CYP activity was measured using Glo-CYP3A4-Assay and Glo-CYP1B1-Assay (Promega, Madison, WI). The substrate was added to the culture medium at the concentration shown in the protocol, and incubated for 30 min for CYP3A4 and 3 hours for CYP1B1. Assays using four wells per experiment were repeated twice for CYP1B1 and three times for CYP3A4. The average values of representative cultures are shown in Figure 4. As a control, SHs were cultured in a sandwich culture as HBTOs, and the CYP activity was examined.
Uptake of low density lipoprotein (LDL)
Four weeks after Col-MG overlay, HBTOs were incubated with the growth medium containing 2 mg/ml DiI-acetylated LDL (Alpha Acer, Havehill, MA) for 1 hour. Wells were washed with the growth medium twice, and images were taken with an Olympus fluorescence microscope. Uptake of LDL was examined twice and the representative images are shown in Figure 4.
MHs and SHs were isolated as described above in “Cell Isolation”. SHs were further purified by isolating CD31-CD45−EpCAM-ICAM-1+ cells using a FACSAriaII (9). Total RNA was extracted and used for synthesizing cDNA using PrimeScript 1st strand cDNA synthesis kits (Takara Bio Inc., Shiga, Japan). Quantitative PCR was performed using an ABI PRISM 7500 (Thermo Fisher, Scientific) with the primers 5′-atcctcgccctgctgatt-3′ and 5′-accaccgttctcctccgta-3′ for Cdh1, and 5′-tgtgaatgaactgaaggaaagc-3′ and 5′- atcctgcacccagctgtatt-3′ for Cldn2. Isolation of MHs and SHs was repeated four times and purified MHs and SHs were used for 1st strand cDNA synthesis and for quantitative PCR.
Separation of ECAD(+) MHs
MHs were incubated with PE-conjugated anti-ECAD antibody (BioLegend). ECAD(−) and (+) MHs were isolated using a FACSAria II. Five days before cell isolation, cholangiocytes were plated on type I collagen gel. Isolated MHs were plated onto collagen gel containing cholangiocyte colonies. Cell isolation and co-culture was repeated three times. The number of hepatobiliary connections was examined after staining with antibodies against HNF4a & CK19, phalloidin, and Hoechst 33342.
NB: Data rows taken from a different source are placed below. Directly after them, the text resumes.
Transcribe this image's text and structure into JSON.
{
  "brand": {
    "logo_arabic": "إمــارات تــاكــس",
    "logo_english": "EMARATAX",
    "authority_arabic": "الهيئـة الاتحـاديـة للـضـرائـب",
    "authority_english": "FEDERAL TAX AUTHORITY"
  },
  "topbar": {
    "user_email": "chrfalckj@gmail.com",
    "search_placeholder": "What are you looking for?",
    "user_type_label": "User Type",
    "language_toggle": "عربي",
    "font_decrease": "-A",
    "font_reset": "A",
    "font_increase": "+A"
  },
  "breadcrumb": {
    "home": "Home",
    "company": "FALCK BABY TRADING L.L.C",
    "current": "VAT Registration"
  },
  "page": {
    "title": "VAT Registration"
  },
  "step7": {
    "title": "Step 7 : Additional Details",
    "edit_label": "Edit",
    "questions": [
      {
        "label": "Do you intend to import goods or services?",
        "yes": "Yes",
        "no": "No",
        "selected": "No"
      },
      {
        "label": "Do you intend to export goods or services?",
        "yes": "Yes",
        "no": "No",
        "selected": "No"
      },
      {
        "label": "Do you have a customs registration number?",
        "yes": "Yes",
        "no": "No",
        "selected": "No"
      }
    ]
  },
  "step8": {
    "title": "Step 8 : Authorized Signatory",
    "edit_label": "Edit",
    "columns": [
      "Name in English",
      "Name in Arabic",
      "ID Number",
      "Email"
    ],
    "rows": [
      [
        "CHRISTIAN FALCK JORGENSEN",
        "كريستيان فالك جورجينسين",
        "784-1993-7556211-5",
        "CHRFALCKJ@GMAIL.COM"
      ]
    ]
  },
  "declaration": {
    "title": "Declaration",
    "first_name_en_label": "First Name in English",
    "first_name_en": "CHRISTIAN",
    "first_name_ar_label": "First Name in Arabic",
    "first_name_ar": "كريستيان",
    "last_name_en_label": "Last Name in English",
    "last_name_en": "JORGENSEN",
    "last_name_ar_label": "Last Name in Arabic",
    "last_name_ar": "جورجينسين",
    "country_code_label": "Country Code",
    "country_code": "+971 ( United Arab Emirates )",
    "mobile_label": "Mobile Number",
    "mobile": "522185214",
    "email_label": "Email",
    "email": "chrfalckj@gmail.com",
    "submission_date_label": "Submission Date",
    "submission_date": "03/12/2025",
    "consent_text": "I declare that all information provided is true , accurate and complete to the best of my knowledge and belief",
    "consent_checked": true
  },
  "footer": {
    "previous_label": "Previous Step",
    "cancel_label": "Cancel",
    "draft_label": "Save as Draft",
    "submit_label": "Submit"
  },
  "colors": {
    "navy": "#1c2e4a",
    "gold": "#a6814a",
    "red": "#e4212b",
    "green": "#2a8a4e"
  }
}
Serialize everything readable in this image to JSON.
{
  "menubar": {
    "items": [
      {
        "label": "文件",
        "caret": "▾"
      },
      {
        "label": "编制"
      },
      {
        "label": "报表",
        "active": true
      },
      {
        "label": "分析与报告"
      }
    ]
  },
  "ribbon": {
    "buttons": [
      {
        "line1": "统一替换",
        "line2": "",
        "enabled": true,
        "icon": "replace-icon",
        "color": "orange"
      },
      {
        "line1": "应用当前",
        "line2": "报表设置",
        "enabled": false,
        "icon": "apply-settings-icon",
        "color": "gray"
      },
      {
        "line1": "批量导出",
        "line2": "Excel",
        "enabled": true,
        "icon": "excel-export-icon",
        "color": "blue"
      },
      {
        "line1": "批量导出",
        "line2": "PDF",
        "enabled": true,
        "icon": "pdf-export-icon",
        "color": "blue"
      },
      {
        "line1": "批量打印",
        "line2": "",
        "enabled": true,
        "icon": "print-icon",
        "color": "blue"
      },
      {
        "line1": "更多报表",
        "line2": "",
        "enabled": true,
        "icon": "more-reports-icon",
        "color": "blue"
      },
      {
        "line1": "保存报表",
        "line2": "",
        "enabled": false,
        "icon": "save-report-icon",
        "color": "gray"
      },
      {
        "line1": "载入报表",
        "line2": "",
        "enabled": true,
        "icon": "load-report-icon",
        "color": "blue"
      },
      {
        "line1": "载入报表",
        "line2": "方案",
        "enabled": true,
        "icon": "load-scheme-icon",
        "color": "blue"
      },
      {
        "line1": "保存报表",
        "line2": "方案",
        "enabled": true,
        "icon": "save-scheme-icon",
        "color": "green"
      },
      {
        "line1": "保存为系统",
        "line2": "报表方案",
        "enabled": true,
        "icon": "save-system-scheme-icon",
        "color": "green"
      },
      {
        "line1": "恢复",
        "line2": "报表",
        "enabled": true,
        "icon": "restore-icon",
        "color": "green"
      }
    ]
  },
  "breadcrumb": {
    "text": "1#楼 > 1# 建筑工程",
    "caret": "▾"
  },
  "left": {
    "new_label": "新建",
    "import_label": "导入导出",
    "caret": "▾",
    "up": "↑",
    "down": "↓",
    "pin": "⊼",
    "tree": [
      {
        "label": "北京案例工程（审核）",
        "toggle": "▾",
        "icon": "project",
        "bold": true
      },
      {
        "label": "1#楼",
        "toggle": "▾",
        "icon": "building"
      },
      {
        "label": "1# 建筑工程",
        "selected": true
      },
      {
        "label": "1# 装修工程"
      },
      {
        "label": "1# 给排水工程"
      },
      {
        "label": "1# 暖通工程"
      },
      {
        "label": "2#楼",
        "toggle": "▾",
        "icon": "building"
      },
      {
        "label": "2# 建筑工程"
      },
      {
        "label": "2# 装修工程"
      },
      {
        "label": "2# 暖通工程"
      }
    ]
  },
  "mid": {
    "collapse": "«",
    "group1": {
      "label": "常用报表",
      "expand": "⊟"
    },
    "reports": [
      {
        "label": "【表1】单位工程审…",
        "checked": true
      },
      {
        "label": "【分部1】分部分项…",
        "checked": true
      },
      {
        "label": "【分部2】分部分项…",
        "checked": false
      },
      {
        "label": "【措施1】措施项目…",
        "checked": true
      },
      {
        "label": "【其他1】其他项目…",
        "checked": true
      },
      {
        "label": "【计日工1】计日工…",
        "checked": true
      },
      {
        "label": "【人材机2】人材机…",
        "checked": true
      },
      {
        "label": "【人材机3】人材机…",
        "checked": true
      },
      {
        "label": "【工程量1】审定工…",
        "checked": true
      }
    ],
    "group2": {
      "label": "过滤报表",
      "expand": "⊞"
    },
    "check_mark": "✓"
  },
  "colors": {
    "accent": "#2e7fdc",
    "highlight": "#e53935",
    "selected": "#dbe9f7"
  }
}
Culture of human reprogramming hepatocytes (hiCLiP)
hCLiPs were generated from primary human hepatocytes, as previously reported (22). For inducing hybrid HBTO, mouse cholangiocytes isolated from Tomato mice were plated on type I collagen gel. On the same day, a frozen stock of hCLiP was thawed and the hCLiPs were kept on dishes coated with type I collagen. On day 5, hCLiPs were treated with trypsin-EDTA and, after centrifugation, the cells were plated onto collagen gel, where cholangiocytes formed colonies. Two days after the hCLiPs were plated, 10 ng/ml human OSM was added to the culture, followed by an overlay of collagen gel containing 40% MG. The co-culture was repeated four times. Representative data are shown in Figure 6.
Unpaired two-tailed student t-tests were performed for the data pertaining to CYP1B1&CYP3A4 activity, ALB secretion, quantification of the number of hepatobiliary connections, and qPCR data using Microsoft Excel.